First of all, it is advisable to turn to all possible sources of financing instrumented by the government for SMEs and the self-employed in its anti-crisis measures. Government guarantees for bank financing of SMEs. ICO loans, and the temporary support financing offered by Spanish banks.
2.- There is a wide variety of alternative financing available in the Spanish market.. According to ASCRI, there are some 4.5 billion euros available in Spain for Private Equity. We understand it also includes Venture Capital at all stages of financing rounds from seed to follow-on financing rounds. Funds have a need to invest this capital and I know they are still looking at deals.
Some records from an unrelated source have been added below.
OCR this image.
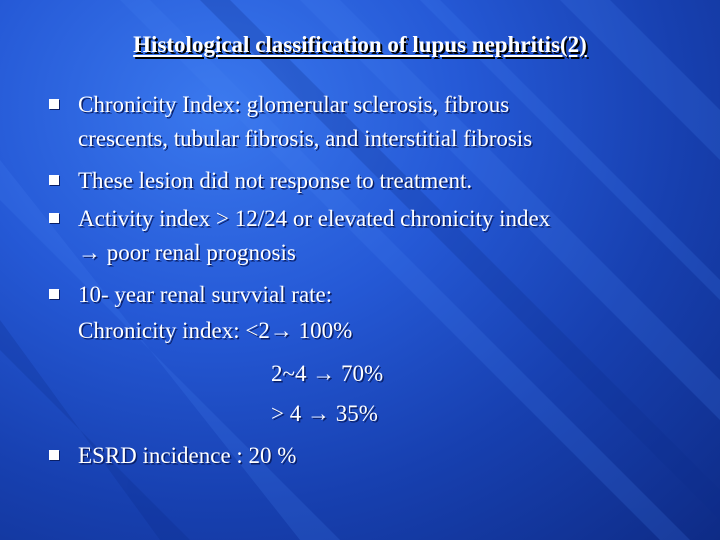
Histological classification of lupus nephritis(2)
Chronicity Index: glomerular sclerosis, fibrous
crescents, tubular fibrosis, and interstitial fibrosis
These lesion did not response to treatment.
Activity index > 12/24 or elevated chronicity index
→ poor renal prognosis
10- year renal survvial rate:
Chronicity index: <2→ 100%
2~4 → 70%
> 4 → 35%
ESRD incidence : 20 %
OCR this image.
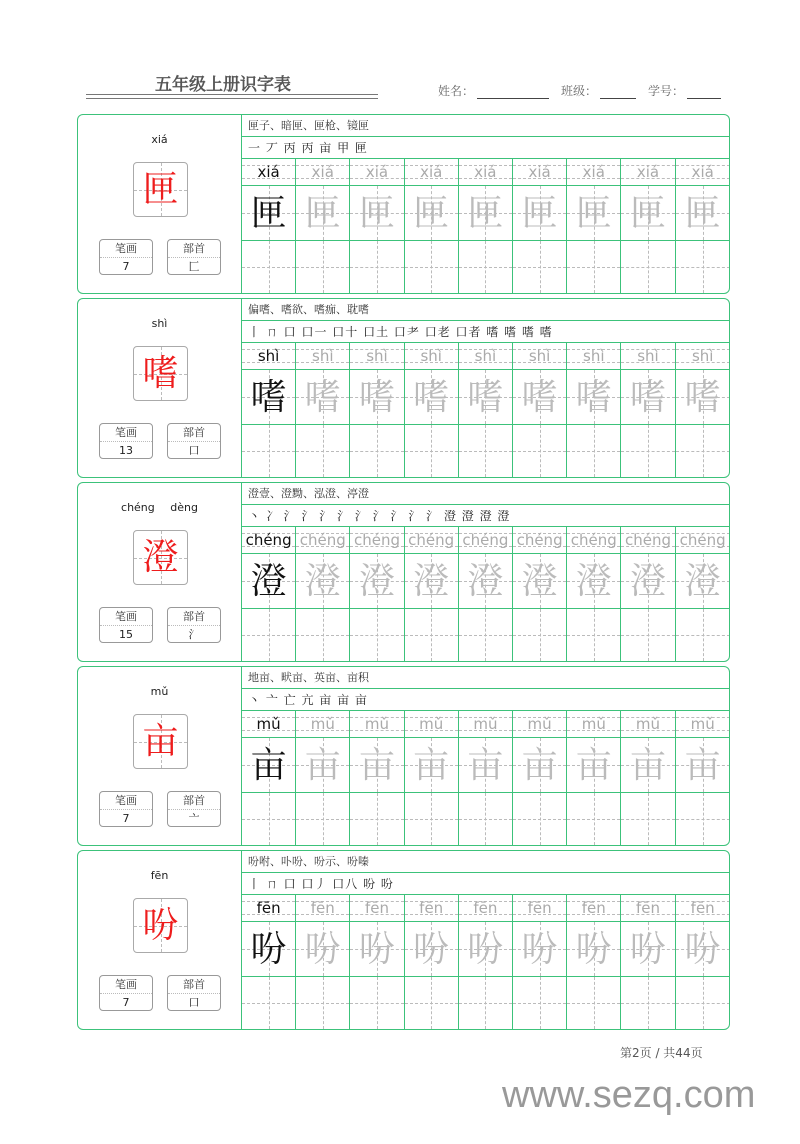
五年级上册识字表	姓名：	班级：	学号：
xiá
匣
笔画
7
部首
匚
匣子、暗匣、匣枪、镜匣
一 丆 丙 丙 亩 甲 匣
xiá
匣
xiá
匣
xiá
匣
xiá
匣
xiá
匣
xiá
匣
xiá
匣
xiá
匣
xiá
匣
shì
嗜
笔画
13
部首
口
偏嗜、嗜欲、嗜痂、耽嗜
丨 ㄇ 口 口一 口十 口土 口耂 口老 口者 嗜 嗜 嗜 嗜
shì
嗜
shì
嗜
shì
嗜
shì
嗜
shì
嗜
shì
嗜
shì
嗜
shì
嗜
shì
嗜
chéng dèng
澄
笔画
15
部首
氵
澄壹、澄黝、泓澄、渟澄
丶 冫 氵 氵 氵 氵 氵 氵 氵 氵 氵 澄 澄 澄 澄
chéng
澄
chéng
澄
chéng
澄
chéng
澄
chéng
澄
chéng
澄
chéng
澄
chéng
澄
chéng
澄
mǔ
亩
笔画
7
部首
亠
地亩、畎亩、英亩、亩积
丶 亠 亡 亢 亩 亩 亩
mǔ
亩
mǔ
亩
mǔ
亩
mǔ
亩
mǔ
亩
mǔ
亩
mǔ
亩
mǔ
亩
mǔ
亩
fēn
吩
笔画
7
部首
口
吩咐、卟吩、吩示、吩嗪
丨 ㄇ 口 口丿 口八 吩 吩
fēn
吩
fēn
吩
fēn
吩
fēn
吩
fēn
吩
fēn
吩
fēn
吩
fēn
吩
fēn
吩
第2页 / 共44页
www.sezq.com
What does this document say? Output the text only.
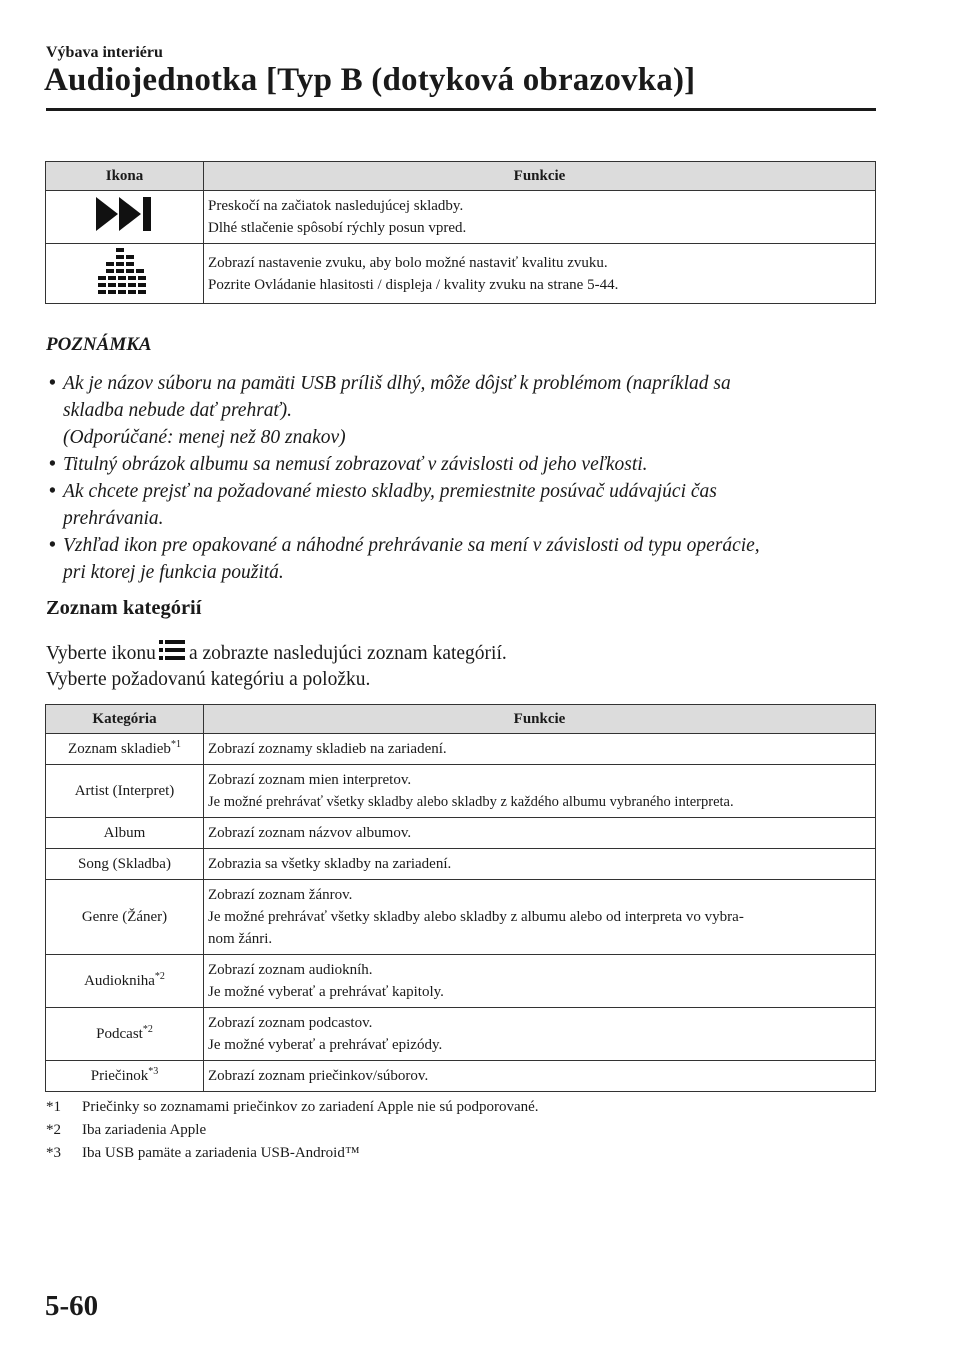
Výbava interiéru
Audiojednotka [Typ B (dotyková obrazovka)]
Ikona	Funkcie

Preskočí na začiatok nasledujúcej skladby.
Dlhé stlačenie spôsobí rýchly posun vpred.

Zobrazí nastavenie zvuku, aby bolo možné nastaviť kvalitu zvuku.
Pozrite Ovládanie hlasitosti / displeja / kvality zvuku na strane 5-44.
POZNÁMKA
• Ak je názov súboru na pamäti USB príliš dlhý, môže dôjsť k problémom (napríklad sa
skladba nebude dať prehrať).
(Odporúčané: menej než 80 znakov)
• Titulný obrázok albumu sa nemusí zobrazovať v závislosti od jeho veľkosti.
• Ak chcete prejsť na požadované miesto skladby, premiestnite posúvač udávajúci čas
prehrávania.
• Vzhľad ikon pre opakované a náhodné prehrávanie sa mení v závislosti od typu operácie,
pri ktorej je funkcia použitá.
Zoznam kategórií
Vyberte ikonu a zobrazte nasledujúci zoznam kategórií.
Vyberte požadovanú kategóriu a položku.
Kategória	Funkcie
Zoznam skladieb$^{*1}$	Zobrazí zoznamy skladieb na zariadení.

Artist (Interpret)	Zobrazí zoznam mien interpretov.
Je možné prehrávať všetky skladby alebo skladby z každého albumu vybraného interpreta.

Album	Zobrazí zoznam názvov albumov.

Song (Skladba)	Zobrazia sa všetky skladby na zariadení.

Genre (Žáner)	Zobrazí zoznam žánrov.
Je možné prehrávať všetky skladby alebo skladby z albumu alebo od interpreta vo vybra-
nom žánri.

Audiokniha$^{*2}$	Zobrazí zoznam audiokníh.
Je možné vyberať a prehrávať kapitoly.

Podcast$^{*2}$	Zobrazí zoznam podcastov.
Je možné vyberať a prehrávať epizódy.

Priečinok$^{*3}$	Zobrazí zoznam priečinkov/súborov.
*1 Priečinky so zoznamami priečinkov zo zariadení Apple nie sú podporované.
*2 Iba zariadenia Apple
*3 Iba USB pamäte a zariadenia USB-Android™
5-60
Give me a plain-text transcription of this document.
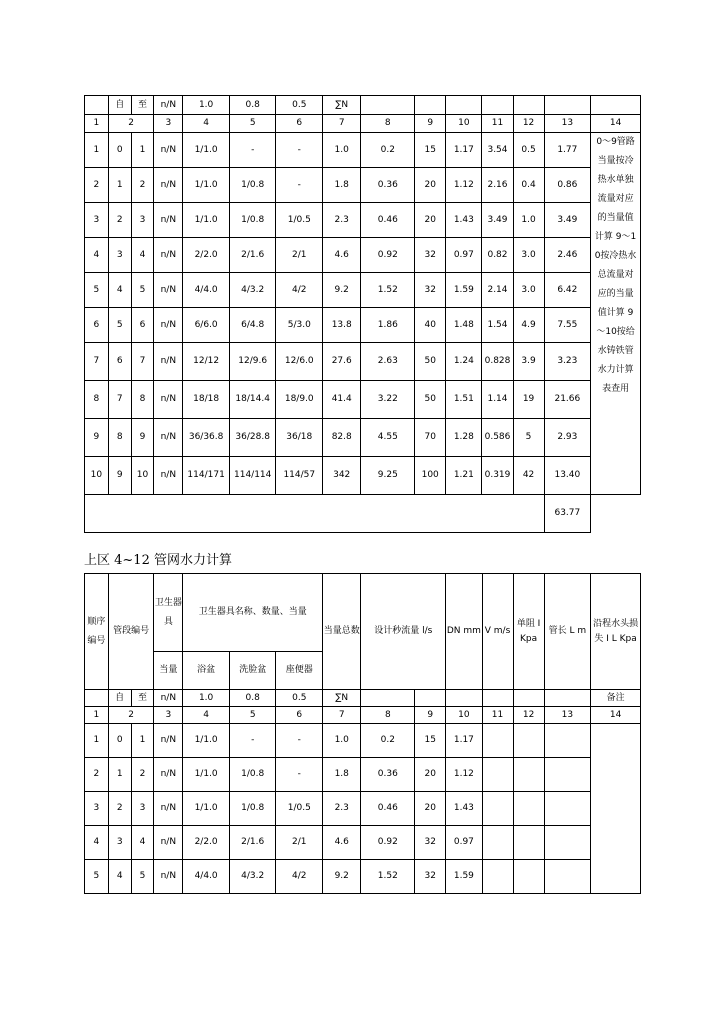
	自	至	n/N	1.0	0.8	0.5	∑N							
1	2		3	4	5	6	7	8	9	10	11	12	13	14
1	0	1	n/N	1/1.0	-	-	1.0	0.2	15	1.17	3.54	0.5	1.77	0～9管路当量按冷热水单独流量对应的当量值计算 9～10按冷热水总流量对应的当量值计算 9～10按给水铸铁管水力计算表查用
2	1	2	n/N	1/1.0	1/0.8	-	1.8	0.36	20	1.12	2.16	0.4	0.86	
3	2	3	n/N	1/1.0	1/0.8	1/0.5	2.3	0.46	20	1.43	3.49	1.0	3.49	
4	3	4	n/N	2/2.0	2/1.6	2/1	4.6	0.92	32	0.97	0.82	3.0	2.46	
5	4	5	n/N	4/4.0	4/3.2	4/2	9.2	1.52	32	1.59	2.14	3.0	6.42	
6	5	6	n/N	6/6.0	6/4.8	5/3.0	13.8	1.86	40	1.48	1.54	4.9	7.55	
7	6	7	n/N	12/12	12/9.6	12/6.0	27.6	2.63	50	1.24	0.828	3.9	3.23	
8	7	8	n/N	18/18	18/14.4	18/9.0	41.4	3.22	50	1.51	1.14	19	21.66	
9	8	9	n/N	36/36.8	36/28.8	36/18	82.8	4.55	70	1.28	0.586	5	2.93	
10	9	10	n/N	114/171	114/114	114/57	342	9.25	100	1.21	0.319	42	13.40	
													63.77	
上区 4~12 管网水力计算
顺序编号	管段编号		卫生器具	卫生器具名称、数量、当量			当量总数	设计秒流量 l/s		DN mm	V m/s	单阻 I Kpa	管长 L m	沿程水头损失 I L Kpa
			当量	浴盆	洗脸盆	座便器								
	自	至	n/N	1.0	0.8	0.5	∑N							备注
1	2		3	4	5	6	7	8	9	10	11	12	13	14
1	0	1	n/N	1/1.0	-	-	1.0	0.2	15	1.17				
2	1	2	n/N	1/1.0	1/0.8	-	1.8	0.36	20	1.12				
3	2	3	n/N	1/1.0	1/0.8	1/0.5	2.3	0.46	20	1.43				
4	3	4	n/N	2/2.0	2/1.6	2/1	4.6	0.92	32	0.97				
5	4	5	n/N	4/4.0	4/3.2	4/2	9.2	1.52	32	1.59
3.- Debt funds. In recent years, debt funds have proliferated in Spain. They are very specialised sectoral funds that have been established to finance very specific sectors in Spain. Real Estate Funds, Logistics Funds, Hotel Funds, Renewable Energy Funds to name but a few. There is also an ecosystem of short-term funding funds. which allow the discounting of invoices and advance their financing.
They can be a complement to bank factoring.
In conclusion, my reflection is that we will come out of this crisis, and when we return to our routine in the post-COVID-19 reality, business management in times of recession will require conservative management criteria and financial flexibility. Diversification of funding sources and adjustment of business plans to the new scenario will allow companies to remain operational and profitable.